Team Group has a large booth in Hall 1 at Computex. There is a lot of traffic within the booth, as there are a lot of visitors. Let's start with their flash memory. Team Group has a few cool looking USB memory devices on display. The first looks much like LEGO in the shape of a humanoid robot, while the second one is a double pack with the name "Boy meets Girl" on the package. Very cool and unique memory sticks, that will certainly draw the attention of others.


There are a lot of different flash based products as well. One very interesting item is the 4GB SD card, which is not of the SDHC kind. It runs at 150x speed, which should suffice even for most high megapixel consumer cameras. The 4GB SDHC is placed right next to it and is clearly labled, so this is definetly not a mistake.


Team Group also manufactures the usual MMCplus, miniMMC, miniSD and microSD cards. These cards are all within specifications and come with the usual capacities, as space is usually a very limiting factor, especially with microSD.

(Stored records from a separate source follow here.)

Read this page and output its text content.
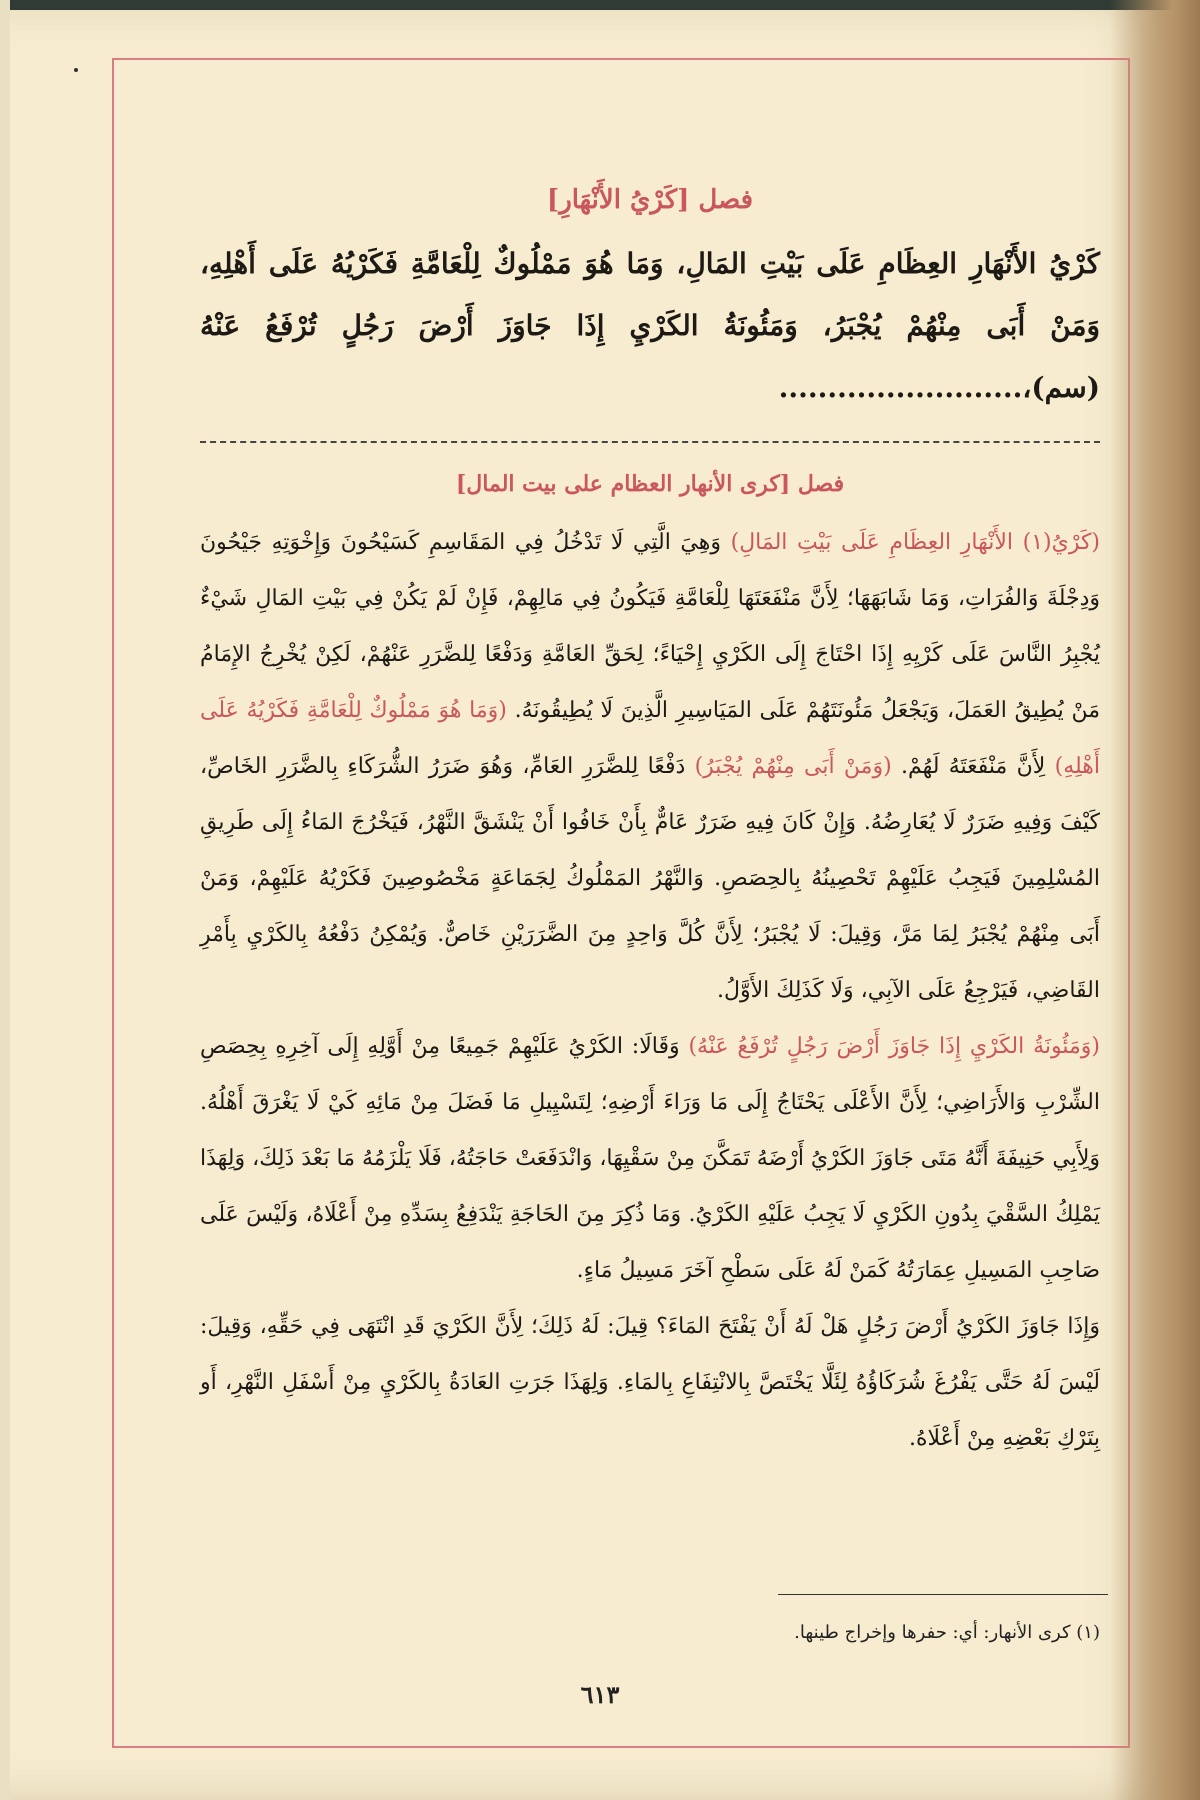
فصل [كَرْيُ الأَنْهَارِ]

كَرْيُ الأَنْهَارِ العِظَامِ عَلَى بَيْتِ المَالِ، وَمَا هُوَ مَمْلُوكٌ لِلْعَامَّةِ فَكَرْيُهُ عَلَى أَهْلِهِ، وَمَنْ أَبَى مِنْهُمْ يُجْبَرُ، وَمَئُونَةُ الكَرْيِ إِذَا جَاوَزَ أَرْضَ رَجُلٍ تُرْفَعُ عَنْهُ (سم)،.........................

فصل [كرى الأنهار العظام على بيت المال]

(كَرْيُ(١) الأَنْهَارِ العِظَامِ عَلَى بَيْتِ المَالِ) وَهِيَ الَّتِي لَا تَدْخُلُ فِي المَقَاسِمِ كَسَيْحُونَ وَإِخْوَتِهِ جَيْحُونَ وَدِجْلَةَ وَالفُرَاتِ، وَمَا شَابَهَهَا؛ لِأَنَّ مَنْفَعَتَهَا لِلْعَامَّةِ فَيَكُونُ فِي مَالِهِمْ، فَإِنْ لَمْ يَكُنْ فِي بَيْتِ المَالِ شَيْءٌ يُجْبِرُ النَّاسَ عَلَى كَرْيِهِ إِذَا احْتَاجَ إِلَى الكَرْيِ إِحْيَاءً؛ لِحَقِّ العَامَّةِ وَدَفْعًا لِلضَّرَرِ عَنْهُمْ، لَكِنْ يُخْرِجُ الإِمَامُ مَنْ يُطِيقُ العَمَلَ، وَيَجْعَلُ مَئُونَتَهُمْ عَلَى المَيَاسِيرِ الَّذِينَ لَا يُطِيقُونَهُ. (وَمَا هُوَ مَمْلُوكٌ لِلْعَامَّةِ فَكَرْيُهُ عَلَى أَهْلِهِ) لِأَنَّ مَنْفَعَتَهُ لَهُمْ. (وَمَنْ أَبَى مِنْهُمْ يُجْبَرُ) دَفْعًا لِلضَّرَرِ العَامِّ، وَهُوَ ضَرَرُ الشُّرَكَاءِ بِالضَّرَرِ الخَاصِّ، كَيْفَ وَفِيهِ ضَرَرٌ لَا يُعَارِضُهُ. وَإِنْ كَانَ فِيهِ ضَرَرٌ عَامٌّ بِأَنْ خَافُوا أَنْ يَنْشَقَّ النَّهْرُ، فَيَخْرُجَ المَاءُ إِلَى طَرِيقِ المُسْلِمِينَ فَيَجِبُ عَلَيْهِمْ تَحْصِينُهُ بِالحِصَصِ. وَالنَّهْرُ المَمْلُوكُ لِجَمَاعَةٍ مَخْصُوصِينَ فَكَرْيُهُ عَلَيْهِمْ، وَمَنْ أَبَى مِنْهُمْ يُجْبَرُ لِمَا مَرَّ، وَقِيلَ: لَا يُجْبَرُ؛ لِأَنَّ كُلَّ وَاحِدٍ مِنَ الضَّرَرَيْنِ خَاصٌّ. وَيُمْكِنُ دَفْعُهُ بِالكَرْيِ بِأَمْرِ القَاضِي، فَيَرْجِعُ عَلَى الآبِي، وَلَا كَذَلِكَ الأَوَّلُ.

(وَمَئُونَةُ الكَرْيِ إِذَا جَاوَزَ أَرْضَ رَجُلٍ تُرْفَعُ عَنْهُ) وَقَالَا: الكَرْيُ عَلَيْهِمْ جَمِيعًا مِنْ أَوَّلِهِ إِلَى آخِرِهِ بِحِصَصِ الشِّرْبِ وَالأَرَاضِي؛ لِأَنَّ الأَعْلَى يَحْتَاجُ إِلَى مَا وَرَاءَ أَرْضِهِ؛ لِتَسْيِيلِ مَا فَضَلَ مِنْ مَائِهِ كَيْ لَا يَغْرَقَ أَهْلُهُ. وَلِأَبِي حَنِيفَةَ أَنَّهُ مَتَى جَاوَزَ الكَرْيُ أَرْضَهُ تَمَكَّنَ مِنْ سَقْيِهَا، وَانْدَفَعَتْ حَاجَتُهُ، فَلَا يَلْزَمُهُ مَا بَعْدَ ذَلِكَ، وَلِهَذَا يَمْلِكُ السَّقْيَ بِدُونِ الكَرْيِ لَا يَجِبُ عَلَيْهِ الكَرْيُ. وَمَا ذُكِرَ مِنَ الحَاجَةِ يَنْدَفِعُ بِسَدِّهِ مِنْ أَعْلَاهُ، وَلَيْسَ عَلَى صَاحِبِ المَسِيلِ عِمَارَتُهُ كَمَنْ لَهُ عَلَى سَطْحِ آخَرَ مَسِيلُ مَاءٍ.

وَإِذَا جَاوَزَ الكَرْيُ أَرْضَ رَجُلٍ هَلْ لَهُ أَنْ يَفْتَحَ المَاءَ؟ قِيلَ: لَهُ ذَلِكَ؛ لِأَنَّ الكَرْيَ قَدِ انْتَهَى فِي حَقِّهِ، وَقِيلَ: لَيْسَ لَهُ حَتَّى يَفْرُغَ شُرَكَاؤُهُ لِئَلَّا يَخْتَصَّ بِالانْتِفَاعِ بِالمَاءِ. وَلِهَذَا جَرَتِ العَادَةُ بِالكَرْيِ مِنْ أَسْفَلِ النَّهْرِ، أَو بِتَرْكِ بَعْضِهِ مِنْ أَعْلَاهُ.

(١) كرى الأنهار: أي: حفرها وإخراج طينها.
٦١٣
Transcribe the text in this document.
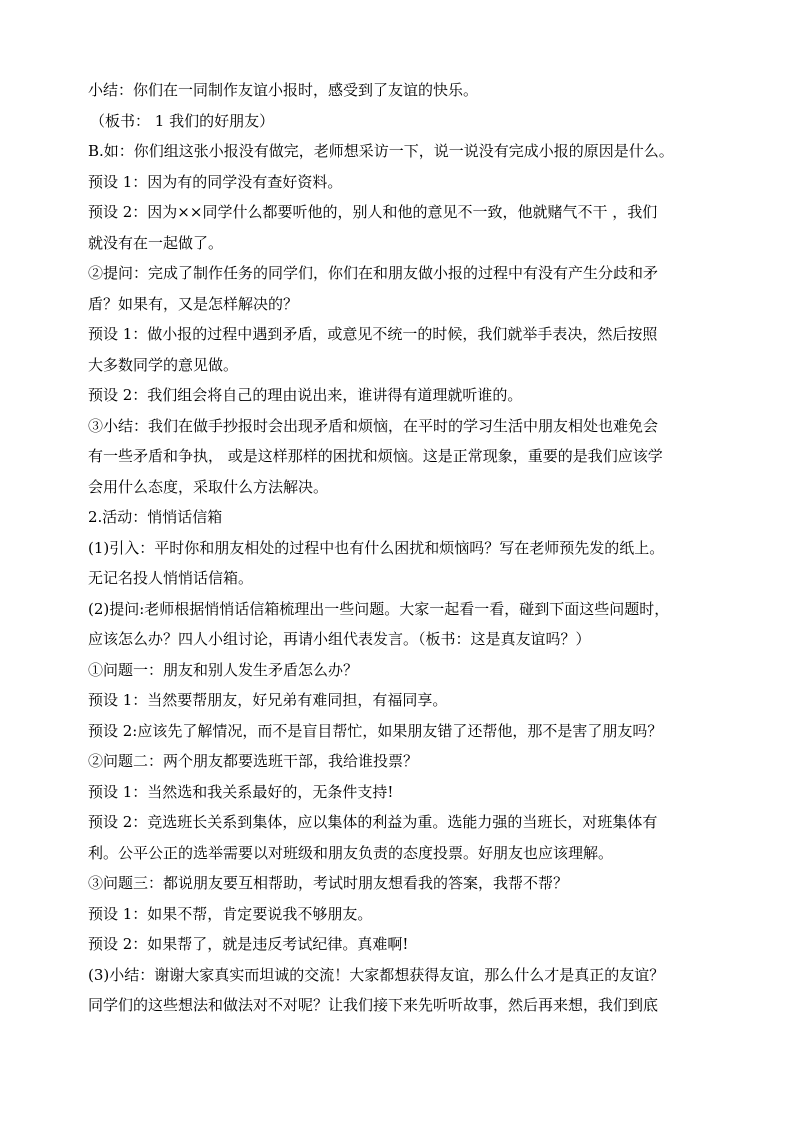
小结：你们在一同制作友谊小报时，感受到了友谊的快乐。
（板书： 1 我们的好朋友）
B.如：你们组这张小报没有做完，老师想采访一下，说一说没有完成小报的原因是什么。
预设 1：因为有的同学没有查好资料。
预设 2：因为××同学什么都要听他的，别人和他的意见不一致，他就赌气不干 ，我们
就没有在一起做了。
②提问：完成了制作任务的同学们，你们在和朋友做小报的过程中有没有产生分歧和矛
盾？如果有，又是怎样解决的？
预设 1：做小报的过程中遇到矛盾，或意见不统一的时候，我们就举手表决，然后按照
大多数同学的意见做。
预设 2：我们组会将自己的理由说出来，谁讲得有道理就听谁的。
③小结：我们在做手抄报时会出现矛盾和烦恼，在平时的学习生活中朋友相处也难免会
有一些矛盾和争执， 或是这样那样的困扰和烦恼。这是正常现象，重要的是我们应该学
会用什么态度，采取什么方法解决。
2.活动：悄悄话信箱
(1)引入：平时你和朋友相处的过程中也有什么困扰和烦恼吗？写在老师预先发的纸上。
无记名投人悄悄话信箱。
(2)提问:老师根据悄悄话信箱梳理出一些问题。大家一起看一看，碰到下面这些问题时，
应该怎么办？四人小组讨论，再请小组代表发言。（板书：这是真友谊吗？）
①问题一：朋友和别人发生矛盾怎么办？
预设 1：当然要帮朋友，好兄弟有难同担，有福同享。
预设 2:应该先了解情况，而不是盲目帮忙，如果朋友错了还帮他，那不是害了朋友吗？
②问题二：两个朋友都要选班干部，我给谁投票？
预设 1：当然选和我关系最好的，无条件支持!
预设 2：竞选班长关系到集体，应以集体的利益为重。选能力强的当班长，对班集体有
利。公平公正的选举需要以对班级和朋友负责的态度投票。好朋友也应该理解。
③问题三：都说朋友要互相帮助，考试时朋友想看我的答案，我帮不帮？
预设 1：如果不帮，肯定要说我不够朋友。
预设 2：如果帮了，就是违反考试纪律。真难啊!
(3)小结：谢谢大家真实而坦诚的交流！大家都想获得友谊，那么什么才是真正的友谊？
同学们的这些想法和做法对不对呢？让我们接下来先听听故事，然后再来想，我们到底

Compact Flash cards are also present at the booth. These go up to 4 GB, other manufacturers have cards with up to 16 GB on display. Like all the other memory manufacturers, SSD is also making a showing with IDE and SATA variants with up to 128GB capacity.


There are three demo systems up and running. The first shows quad channel DDR2 running at 800 Mhz with CL5. This may not seem like a large feat, but managing to get 8 GB running on a single board with 2GB DIMMs is not easy at all. The second and third demo system both utilize the newest Thermalright heatpipe cooling solution. The first is actually DDR2 running at 1333 MHz with CL5-6-6-18 and voltages between 2.35 and 2.45V. The second actually runns DDR3 at a whooping 2000 MHz with CL9-9-9-20 timings. This memory is rated for 1.9 to 2.1V to run at this speed.


While the demo systems were running very specific memory, Team Group is also showing DDR2 with 1300 MHz and DDR3 with 1333 MHz. With only a 33 MHz difference, the DDR2 runs at CL6-6-6-18, while the slightly faster DDR3 uses CL8-8-8-23. So there is no real performance advantage of DDR3 over DDR2. The only positive point here is the fact that DDR3 uses a mere 1.8V while the DDR2 DIMM requires 2.35-2.45V to achieve the rated speed.


The DDR2 800 MHz offering from Team Group is also available for your viewing pleasure. The last picture we want to show you is the packaging of the memory. Team Group uses a very traditional, all plastic packagin with the usual cardboard inlay. The high performance memory with the heatpipe cooling will use a more elaborate package.